The card route is how most regular travelers end up with access, and honestly it makes the math work better than paying for a standalone membership unless you're flying United constantly. One-time passes are also available for purchase at the door if you just want to try it without committing to anything.
How It Stacks Up at DEN
Denver's airport lounge landscape has gotten competitive enough that it's worth knowing where the United Club sits relative to the other options. The AMEX Centurion Lounge at DEN is frequently cited as one of the better lounge experiences in the country — the food program is a step above what most airline lounges do, and the design reflects that Centurion investment. If you have access to both, the Centurion is probably the better meal. But the United Club's size, particularly on Concourse B, is genuinely hard to match.

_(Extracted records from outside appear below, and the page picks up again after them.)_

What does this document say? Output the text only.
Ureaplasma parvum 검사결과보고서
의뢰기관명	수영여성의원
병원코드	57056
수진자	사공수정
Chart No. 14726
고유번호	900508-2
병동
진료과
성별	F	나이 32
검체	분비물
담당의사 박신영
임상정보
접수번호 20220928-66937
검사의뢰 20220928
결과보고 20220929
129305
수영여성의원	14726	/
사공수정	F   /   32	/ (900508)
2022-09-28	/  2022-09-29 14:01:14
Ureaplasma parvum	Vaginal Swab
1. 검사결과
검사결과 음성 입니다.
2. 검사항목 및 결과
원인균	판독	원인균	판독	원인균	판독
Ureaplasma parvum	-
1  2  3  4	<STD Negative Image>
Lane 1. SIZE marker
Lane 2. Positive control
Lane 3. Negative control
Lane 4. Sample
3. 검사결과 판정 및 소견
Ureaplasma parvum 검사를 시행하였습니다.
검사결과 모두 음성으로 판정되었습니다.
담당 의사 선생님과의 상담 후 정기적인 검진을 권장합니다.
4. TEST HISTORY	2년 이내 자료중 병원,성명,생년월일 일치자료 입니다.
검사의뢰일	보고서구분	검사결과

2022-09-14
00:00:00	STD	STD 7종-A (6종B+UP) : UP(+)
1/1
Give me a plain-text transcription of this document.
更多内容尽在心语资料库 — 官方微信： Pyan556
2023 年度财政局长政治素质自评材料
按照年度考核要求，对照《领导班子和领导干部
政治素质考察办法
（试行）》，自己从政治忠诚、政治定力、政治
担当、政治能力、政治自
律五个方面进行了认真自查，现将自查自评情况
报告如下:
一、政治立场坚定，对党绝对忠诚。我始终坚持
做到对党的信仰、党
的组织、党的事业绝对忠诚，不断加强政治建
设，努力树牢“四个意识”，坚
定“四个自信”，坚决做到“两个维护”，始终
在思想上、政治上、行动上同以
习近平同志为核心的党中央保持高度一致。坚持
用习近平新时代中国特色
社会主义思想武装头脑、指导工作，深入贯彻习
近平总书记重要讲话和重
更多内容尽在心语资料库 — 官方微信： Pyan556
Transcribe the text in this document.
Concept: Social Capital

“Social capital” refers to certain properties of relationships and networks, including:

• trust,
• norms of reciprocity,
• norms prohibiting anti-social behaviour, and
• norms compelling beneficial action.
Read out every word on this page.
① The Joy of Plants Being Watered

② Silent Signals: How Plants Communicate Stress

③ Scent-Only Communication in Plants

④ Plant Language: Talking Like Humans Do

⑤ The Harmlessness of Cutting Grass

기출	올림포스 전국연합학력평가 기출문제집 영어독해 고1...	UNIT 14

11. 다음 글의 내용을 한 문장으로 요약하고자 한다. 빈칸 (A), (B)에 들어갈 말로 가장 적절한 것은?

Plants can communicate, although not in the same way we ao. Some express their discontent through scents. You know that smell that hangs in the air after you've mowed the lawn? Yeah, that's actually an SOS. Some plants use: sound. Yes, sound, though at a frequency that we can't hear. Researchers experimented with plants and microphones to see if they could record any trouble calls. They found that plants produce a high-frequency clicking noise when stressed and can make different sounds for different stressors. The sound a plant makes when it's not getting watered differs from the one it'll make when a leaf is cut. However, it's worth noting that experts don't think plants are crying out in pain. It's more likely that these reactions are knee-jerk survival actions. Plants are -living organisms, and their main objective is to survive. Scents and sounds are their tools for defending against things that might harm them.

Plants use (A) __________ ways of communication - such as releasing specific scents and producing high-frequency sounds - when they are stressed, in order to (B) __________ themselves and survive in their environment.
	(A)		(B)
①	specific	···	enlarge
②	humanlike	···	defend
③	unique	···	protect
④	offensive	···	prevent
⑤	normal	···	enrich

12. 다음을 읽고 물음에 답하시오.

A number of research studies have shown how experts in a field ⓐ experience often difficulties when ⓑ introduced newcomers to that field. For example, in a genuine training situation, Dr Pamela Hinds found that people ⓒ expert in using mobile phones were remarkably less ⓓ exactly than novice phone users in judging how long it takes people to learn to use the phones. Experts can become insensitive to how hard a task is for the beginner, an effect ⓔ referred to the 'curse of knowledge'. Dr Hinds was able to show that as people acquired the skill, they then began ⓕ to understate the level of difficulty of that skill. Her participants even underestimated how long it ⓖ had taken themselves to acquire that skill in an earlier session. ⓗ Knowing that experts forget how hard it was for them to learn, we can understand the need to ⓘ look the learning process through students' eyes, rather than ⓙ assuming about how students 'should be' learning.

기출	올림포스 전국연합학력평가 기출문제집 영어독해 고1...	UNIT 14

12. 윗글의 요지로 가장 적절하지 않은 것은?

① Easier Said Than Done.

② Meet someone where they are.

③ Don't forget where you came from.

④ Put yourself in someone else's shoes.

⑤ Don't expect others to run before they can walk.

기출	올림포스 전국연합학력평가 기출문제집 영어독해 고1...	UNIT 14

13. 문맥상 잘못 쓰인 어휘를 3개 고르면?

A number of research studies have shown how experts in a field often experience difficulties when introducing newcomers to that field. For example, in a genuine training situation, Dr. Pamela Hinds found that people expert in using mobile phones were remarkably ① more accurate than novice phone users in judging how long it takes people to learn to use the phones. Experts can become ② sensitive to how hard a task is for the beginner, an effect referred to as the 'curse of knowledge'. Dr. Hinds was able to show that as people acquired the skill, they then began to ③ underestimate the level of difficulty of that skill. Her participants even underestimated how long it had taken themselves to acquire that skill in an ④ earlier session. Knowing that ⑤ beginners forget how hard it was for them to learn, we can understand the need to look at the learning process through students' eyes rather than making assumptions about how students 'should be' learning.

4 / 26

The Delta Sky Club and the American Airlines Admirals Club round out the options at DEN, and your access to any of these largely depends on which cards you carry and which airline you're flying. If you're a United flyer and you have Club access, the Concourse B location in particular is worth using — it holds up against the competition at this airport in a way that United Clubs at smaller airports sometimes don't.
The Practical Stuff
DEN is already one of the more manageable major airports once you get past security, and having lounge access makes the buffer time before a flight actually comfortable rather than just waiting. The Concourse B United Club is the one I'd prioritize if you can only choose one — the size means you're almost always going to find a seat, the bar is solid, and the views of the tarmac are a reasonable way to spend an hour.
The Concourse A location serves a real purpose if your gate is over there. I wouldn't cross the terminal just to get to B when A is right there and offers the same core experience.
One thing worth noting: Denver flights, especially out of DEN, can have real weather delays. If you're flying in or out during a Colorado winter and you know there's any chance of a hold, having lounge access turns a stressful situation into a manageable one. That's probably the underrated case for a United Club membership if you're a regular Denver traveler — it's not just about the food and the quiet, it's about having somewhere decent to be when things go sideways.
The world's largest United Club lounge is in Denver. Whether that matters to you depends entirely on how often you fly United out of here — but if you do, it's a pretty good one to have in your back pocket.